Ein paar billige Lacher unter den Printmedien nutze ich, um die Hauptforderung anzuhängen: "Neuntens: Oliver Kahn hat gesagt: ›Nächste Woche gegen Holland wird sich eine völlig andere deutsche Mannschaft präsentieren.‹ Na hoffentlich! Wir fordern, die ersten 22 Spieler durch irgendwelche anderen zu ersetzen; genau wie bei den erfolgreichen Ungarn!" Ein geschickter Schachzug, sich einfach an Kahns Forderung zu hängen! Leider wird er sich vor der Geschichte als völlig wirkungslos erweisen. Und schon als Fredi Bobic zwei Tage später in der Talk-Show von Maybritt Illner mit dieser Forderung konfrontiert wird, spricht er uns einfach die Kompetenz ab: "TITANIC ist nun mal kein Fußball-Magazin!"
"Zehntens und vor allem: Wolfgang Niersbach soll sich nicht wieder so künstlich aufregen!" Wolfgang Niersbach, Präsident des Organisationskomitees für die WM 2006, das hatte ich neulich in einem Fernseh-interview gesehen, bekommt noch immer einen roten Kopf und fängt an zu wüten, wenn die Rede auf die TITANIC-Bestechungsaktion kommt.

 
"Ziege soll einen Trick lernen!
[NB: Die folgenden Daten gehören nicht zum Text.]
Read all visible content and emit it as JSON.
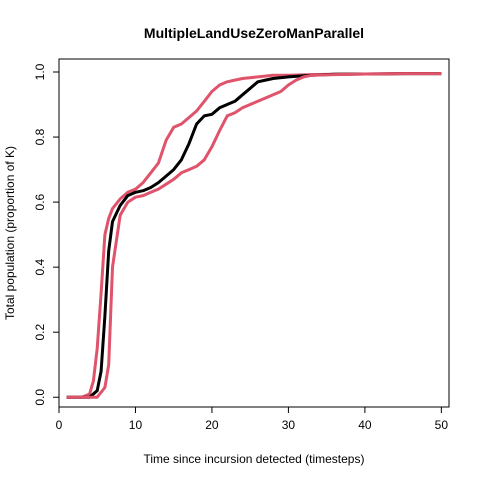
{
  "chart_data": {
    "type": "line",
    "title": "MultipleLandUseZeroManParallel",
    "xlabel": "Time since incursion detected (timesteps)",
    "ylabel": "Total population (proportion of K)",
    "xlim": [
      0,
      51
    ],
    "ylim": [
      -0.03,
      1.04
    ],
    "xticks": [
      0,
      10,
      20,
      30,
      40,
      50
    ],
    "yticks": [
      0.0,
      0.2,
      0.4,
      0.6,
      0.8,
      1.0
    ],
    "ytick_labels": [
      "0.0",
      "0.2",
      "0.4",
      "0.6",
      "0.8",
      "1.0"
    ],
    "grid": false,
    "legend": "none",
    "series": [
      {
        "color": "#DF536B",
        "role": "upper",
        "x": [
          1,
          3,
          4,
          4.5,
          5,
          5.5,
          6,
          6.5,
          7,
          8,
          9,
          10,
          11,
          12,
          13,
          14,
          15,
          16,
          17,
          18,
          19,
          20,
          21,
          22,
          23,
          24,
          26,
          28,
          30,
          33,
          36,
          40,
          45,
          50
        ],
        "y": [
          0.0,
          0.0,
          0.01,
          0.05,
          0.15,
          0.32,
          0.5,
          0.55,
          0.58,
          0.61,
          0.63,
          0.64,
          0.66,
          0.69,
          0.72,
          0.79,
          0.83,
          0.84,
          0.86,
          0.88,
          0.91,
          0.94,
          0.96,
          0.97,
          0.975,
          0.98,
          0.985,
          0.99,
          0.99,
          0.992,
          0.993,
          0.994,
          0.995,
          0.995
        ]
      },
      {
        "color": "#000000",
        "role": "mean",
        "x": [
          1,
          3,
          4,
          5,
          5.5,
          6,
          6.5,
          7,
          8,
          9,
          10,
          11,
          12,
          13,
          14,
          15,
          16,
          17,
          18,
          19,
          20,
          21,
          22,
          23,
          24,
          25,
          26,
          27,
          28,
          30,
          33,
          36,
          40,
          45,
          50
        ],
        "y": [
          0.0,
          0.0,
          0.0,
          0.02,
          0.08,
          0.25,
          0.45,
          0.54,
          0.59,
          0.62,
          0.63,
          0.635,
          0.645,
          0.66,
          0.68,
          0.7,
          0.73,
          0.78,
          0.84,
          0.865,
          0.87,
          0.89,
          0.9,
          0.91,
          0.93,
          0.95,
          0.97,
          0.975,
          0.98,
          0.985,
          0.99,
          0.993,
          0.994,
          0.995,
          0.995
        ]
      },
      {
        "color": "#DF536B",
        "role": "lower",
        "x": [
          1,
          3,
          4,
          5,
          6,
          6.5,
          7,
          8,
          9,
          10,
          11,
          12,
          13,
          14,
          15,
          16,
          17,
          18,
          19,
          20,
          21,
          22,
          23,
          24,
          25,
          26,
          27,
          28,
          29,
          30,
          31,
          32,
          33,
          36,
          40,
          45,
          50
        ],
        "y": [
          0.0,
          0.0,
          0.0,
          0.0,
          0.03,
          0.1,
          0.4,
          0.56,
          0.6,
          0.615,
          0.62,
          0.63,
          0.64,
          0.655,
          0.67,
          0.69,
          0.7,
          0.71,
          0.73,
          0.77,
          0.82,
          0.865,
          0.875,
          0.89,
          0.9,
          0.91,
          0.92,
          0.93,
          0.94,
          0.96,
          0.975,
          0.985,
          0.99,
          0.992,
          0.994,
          0.995,
          0.995
        ]
      }
    ]
  }
}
Iiiiiiiiiiiiiiiigh!"

10.15 Uhr
Das Warten

Wer Niersbach kennt, lacht, und es kennen ihn viele. Danach ist die Luft raus; alle erwarten das Auftauchen Rudi Völlers. Einige Rundfunkreporter lassen sich die TITANIC-Forderungen noch mal ins Mikrophon sprechen, wenig später gehen sie via Deutschlandradio landesweit in den Äther. Eine Journalistin fragt: "Was wollen Sie eigentlich mit der Aktion bezwecken?" Ich fasele etwas davon, daß es auch und gerade in der Wirtschaftskrise, die ja bekanntlich von Rotgrün zu verantworten sei und die zu einem Gutteil aus einem psychologischen Moment bestehe, ganz wichtig für Deutschland sei, daß wieder attraktiver und erfolgreicher Fußball gespielt werde, kurz gesagt: "Die deutschen Spieler brauchen einen Trick. Alle Spieler anderer Mannschaften kennen einen Trick, deswegen können sie mit dem Ball am Gegner vorbeigehen. Die Deutschen können das nicht. Sie müssen auch einen Trick lernen!" - "Aha!"
Ein paar Interviews noch, und während alle auf Rudi Völler warten, fährt ein schwarzer Porsche hektisch los, fängt den Trainer ab und bringt ihn durch den Hintereingang zur Pressekonferenz ins DFB-Gebäude. Während man sämtlichen Trainingsanzügen den Zutritt verwehrt, gelangen Hintner und die Eilert unbelästigt hinein.

 
"Können Sie das noch mal ohne Iiiiiiiiiiiiiiiigh?"

10.30 Uhr
Die Begegnung

Als ein Informant uns berichtet, daß die Nationalmannschaft um 11 Uhr am Frankfurter Waldstadion ihr Abschlußtraining absolviert, beschließen wir spontan, da mal vorbeizuschauen. Schnell bauen wir ab, springen in die Autos und fahren - am ungewöhnlich prächtigen Zweitligastadion vorbei, das die Frankfurter gerade bauen - in Richtung Trainingsgelände. Mit unseren Presseausweisen betreten wir es ungehindert und schauen uns um, als Minuten später ein kompakter Mercedes vorfährt. Es ist unverkennbar Rudi Völler, der aussteigt. Schnell lasse ich mir eine der Propaganda-Mappen reichen und springe auf ihn zu. Drahtig und durchtrainiert wirkt er, etwas kleiner als gedacht und alles in allem recht sympathisch. Wahrscheinlich könnte er mich locker umspielen, aber er ergreift meine ausgestreckte Hand, blickt etwas irritiert auf meinen "TITANIC Sportredaktion"-Button und nimmt die Mappe entgegen. Leider sprintet ein ca. 14jähriger Schülerzeitungs-Pykniker dazwischen, der offensichtlich über wesentlich mehr Energie und Durchsetzungsvermögen verfügt als ich, und verwickelt den davonstrebenden Trainer in ein intensives Fachgespräch.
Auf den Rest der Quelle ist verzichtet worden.